Non-Alcoholic Fatty Liver Disease
Non-alcoholic fatty liver disease (NAFLD) is a common disorder in which an individual who consumes little or no alcohol accumulates fat around the liver. For most people who have this condition, there are no symptoms or complications. Nonetheless, because the liver is a vital organ, once NAFLD progresses causes liver dysfunction it becomes serious and potentially life-threatening. In fact, cirrhosis resulting from NAFLD is now one of the leading reasons for liver transplants in the United States.
Types of NAFLD
NAFLD is an umbrella term that refers to several forms of fatty liver disease that vary in severity. The three forms of non-alcoholic fatty liver disease are:
- NAFLD, or simple steatosis
- Non-alcoholic steatohepatitis, or NASH
- NASH-related cirrhosis
NASH is a more serious form of NAFLD, characterized by excessive fat accumulations that result in inflammation and the development of scar tissue in the liver. In NASH-related cirrhosis, the most dangerous form of NAFLD,the condition progresses to fibrosis, cirrhosis and, potentially, liver failure.
Risk Factors for NAFLD
NAFLD, currently considered by many physicians as part of metabolic syndrome, has been linked to a wide range of diseases conditions, most especially obesity and insulin resistance. Poor diet, particularly a diet too high in fat, has also been linked to NAFLD. Other health disorders associated with NAFLD include:
- High cholesterol
- Sleep apnea
- Polycystic ovary syndrome
There also appears to be a genetic component to this condition.
Symptoms of NAFLD
Even more serious forms of NAFLD typically result in few symptoms. When symptoms do develop, they may include some of the following:
- Loss of appetite, nausea, weight loss
- Weakness, fatigue, mental confusion
- Abdominal pain, blackened stools
- Edema or ascites (swelling of legs or abdomen)

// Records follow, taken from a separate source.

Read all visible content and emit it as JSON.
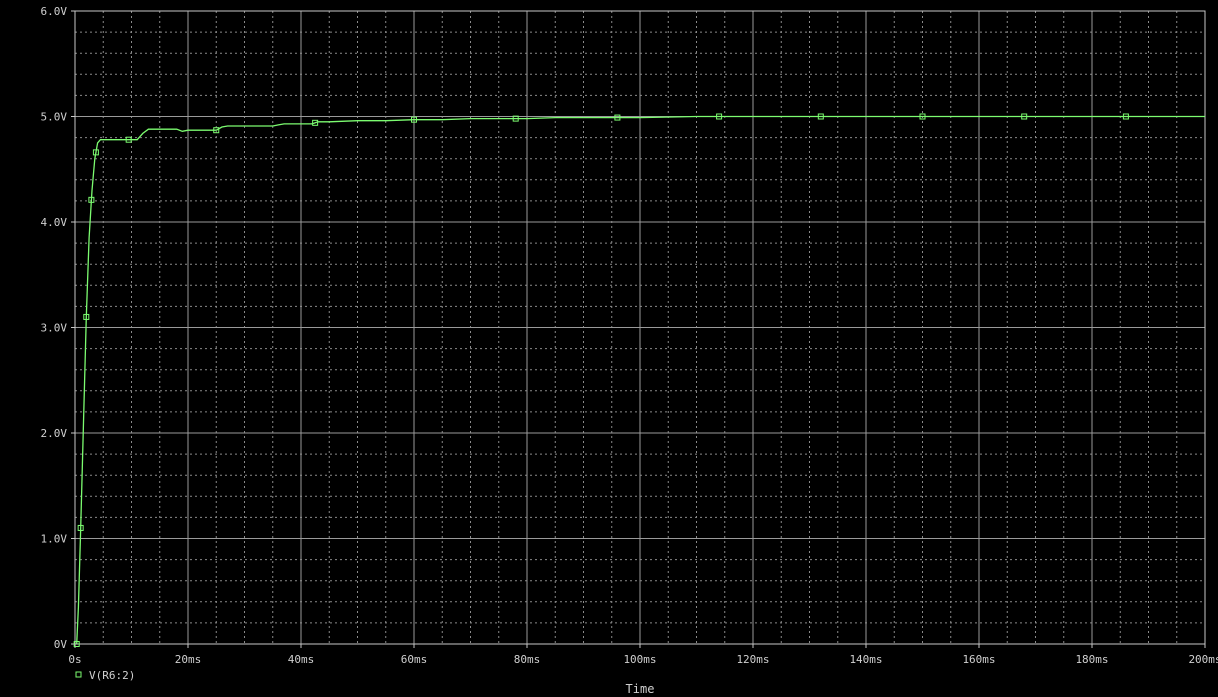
{
  "chart_data": {
    "type": "line",
    "xlabel": "Time",
    "ylabel": "",
    "xlim": [
      0,
      200
    ],
    "ylim": [
      0,
      6
    ],
    "grid": true,
    "legend_placement": "bottom-left",
    "x_ticks": [
      "0s",
      "20ms",
      "40ms",
      "60ms",
      "80ms",
      "100ms",
      "120ms",
      "140ms",
      "160ms",
      "180ms",
      "200ms"
    ],
    "y_ticks": [
      "0V",
      "1.0V",
      "2.0V",
      "3.0V",
      "4.0V",
      "5.0V",
      "6.0V"
    ],
    "series": [
      {
        "name": "V(R6:2)",
        "color": "#7CFC70",
        "x": [
          0.3,
          0.6,
          1.0,
          1.5,
          2.0,
          2.5,
          3.0,
          3.5,
          4.0,
          4.5,
          5.0,
          10.0,
          11.0,
          12.0,
          13.0,
          18.0,
          19.0,
          20.0,
          25.0,
          26.0,
          27.0,
          28.0,
          35.0,
          36.0,
          37.0,
          40.0,
          42.0,
          43.0,
          44.0,
          45.0,
          50.0,
          55.0,
          60.0,
          65.0,
          70.0,
          75.0,
          80.0,
          85.0,
          90.0,
          100.0,
          110.0,
          120.0,
          140.0,
          160.0,
          180.0,
          200.0
        ],
        "y": [
          0.0,
          0.35,
          1.1,
          2.1,
          3.1,
          3.85,
          4.3,
          4.6,
          4.75,
          4.78,
          4.78,
          4.78,
          4.78,
          4.84,
          4.88,
          4.88,
          4.86,
          4.87,
          4.87,
          4.9,
          4.91,
          4.91,
          4.91,
          4.92,
          4.93,
          4.93,
          4.93,
          4.95,
          4.95,
          4.95,
          4.96,
          4.96,
          4.97,
          4.97,
          4.98,
          4.98,
          4.98,
          4.99,
          4.99,
          4.99,
          5.0,
          5.0,
          5.0,
          5.0,
          5.0,
          5.0
        ],
        "markers_x": [
          0.3,
          1.0,
          2.0,
          2.9,
          3.7,
          9.5,
          25.0,
          42.5,
          60.0,
          78.0,
          96.0,
          114.0,
          132.0,
          150.0,
          168.0,
          186.0
        ]
      }
    ]
  }
}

- Development of spider veins
In many, or even most, cases, NAFLD patients are asymptomatic and the disease is discovered incidentally through routine diagnostic tests.
Diagnosis of NAFLD
NAFLD may be suspected if a blood test shows elevated liver enzymes. To confirm this diagnosis, a series of tests are conducted that may include, further blood tests, imaging tests such as an ultrasound or an MRI or CT scan. A liver biopsy may be necessary to differentiate the mildest form of NAFLD from those involving inflammation or scarring.
Treatment of NAFLD
Treatment methods of mild NAFLD are also the methods for preventing the development of the condition. These include lifestyle changes such as:
- Eating a healthy diet
- Getting to a healthy weight
- Having an exercise routine
- Avoiding smoking and drinking alcohol
- Controlling related disorders like diabetes and high cholesterol
- Avoiding any unnecessary prescription medications
Even though NAFLD is not caused by excessive alcohol use, patients are advised to refrain from drinking alcoholic beverages which can exacerbate the condition. Where morbid obesity is a factor, patients may require bariatric surgery. Once liver inflammation or scarring is apparent, the disease may require liver transplantation.